La conversación ha derivado a derroteros aún más frívolos. Tras un interludio más bien breve, en el que se han tocado temas un tanto sombríos como las parejas y matrimonios rotos, ésta se ha centrado en nuestro leit-motiv favorito: las mujeres. Cada uno ha inventado una historia aún más inverosímil que el otro - yo no tenía verdadero interés en contarle mi vida amorosa y creo que Hunter tampoco -. Éste ha intuido que mi campo de interés era bien distinto y me ha seguido “inocentemente” el juego. Lo importante es que de modo tácito se ha creado el marco idóneo para que Hunter se explayara con franqueza sobre Teckel. El guiño de complicidad, apenas perceptible, me ha dado entrada a un curioso interrogatorio al que Hunter ha respondido, dando grandes muestras de satisfacción.
Yo he reparado, como por descuido, en la conducta irregular del hasta ahora considerado empleado modelo. Teckel se ha distinguido en todos estos meses por una exquisita puntualidad y un exagerado y puntilloso sentido del deber. Le bastaba al señor MacKay, nuestro jefe, seguir la mirada de Teckel para descubrir al “irresponsable” que se había retrasado unos minutos o había cometido una leve falta administrativa. Pero a partir de abril la conducta de Teckel ha cambiado de forma radical. Varios días ha llegado tarde al trabajo, sin ningún motivo justificado. El jefe no le ha pedido cuentas, pues confía plenamente en su perro guardián. En la oficina afecta siempre un aire distraído, como de adolescente menopáusico, que no le permite centrarse ni en las labores más simples. Si continúa así, su competencia, fidelidad y sentido del deber van a formar parte de la historia de un mito, pero no del Teckel de carne y hueso.
El punto de inflexión que marcó el cambio de comportamiento, fue un suceso que pasó inadvertido. Sucedió un viernes, cuando estábamos a punto de terminar la jornada laboral. La señora Gómez, la mujer de la limpieza, se presentó en el despacho del jefe con un arrebol de vergüenza en las mejillas. Hablaba en voz muy baja, pero, a pesar de su discreción, no podía contener un tono de indignación y sofoco. “No me importa perder mi empleo”, dijo, “y si es necesario recurriré a un abogado laboralista”. El señor MacKay le contestó, abandonando el tono conciliador, que la demandaría por difamación.

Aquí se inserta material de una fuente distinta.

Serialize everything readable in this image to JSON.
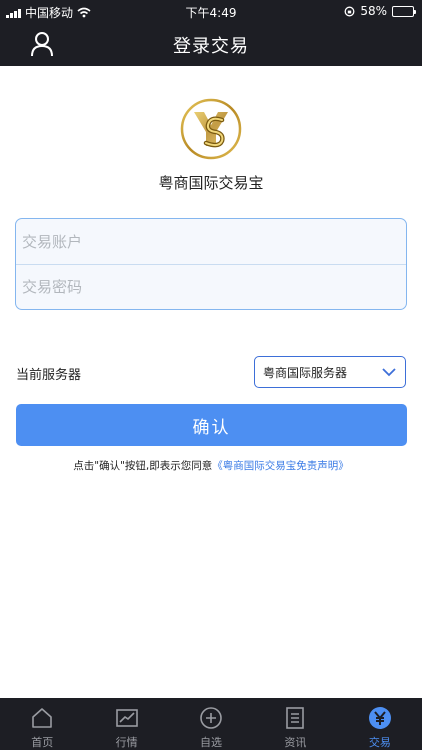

En su momento, este episodio no recibió el interés que merecía. Un instinto de protección, el temor a perder nuestro empleo, nos hacía inmunes a las aventuras de nuestro jefe. La actitud general era siempre la misma: las aventuras del señor MacKay no son asunto nuestro.
El lunes nos sorprendió la presencia de una nueva asistenta. Ésta procedía de Nicaragua y, por lo que a nosotros se refería, no se diferenciaba apenas nada de la anterior. Se llamaba María como su antecesora, y también tenía que sufragar los gastos de una prole no menos numerosa. Era muy reservada - tal vez una situación de ilegalidad la predisponía al silencio-. Pero en todo momento se mostraba educada y discreta. Se ajustaba perfectamente al perfil profesional que exigíamos, pero no permaneció entre nosotros más de una semana. Se repitió la escena con el señor MacKay, aunque esta vez sin aditamentos melodramáticos. La asistenta se marchó incluso con una sonrisa de felicidad en los labios. Esta actitud tan sospechosa por parte del jefe desató los infundios más disparatados. Hunter especuló con la posibilidad de que le estuvieran sometiendo a chantaje. Pero cuando esta actitud se reiteró durante varias semanas, llegamos a la conclusión de que le saldrían más baratos los servicios de una profesional.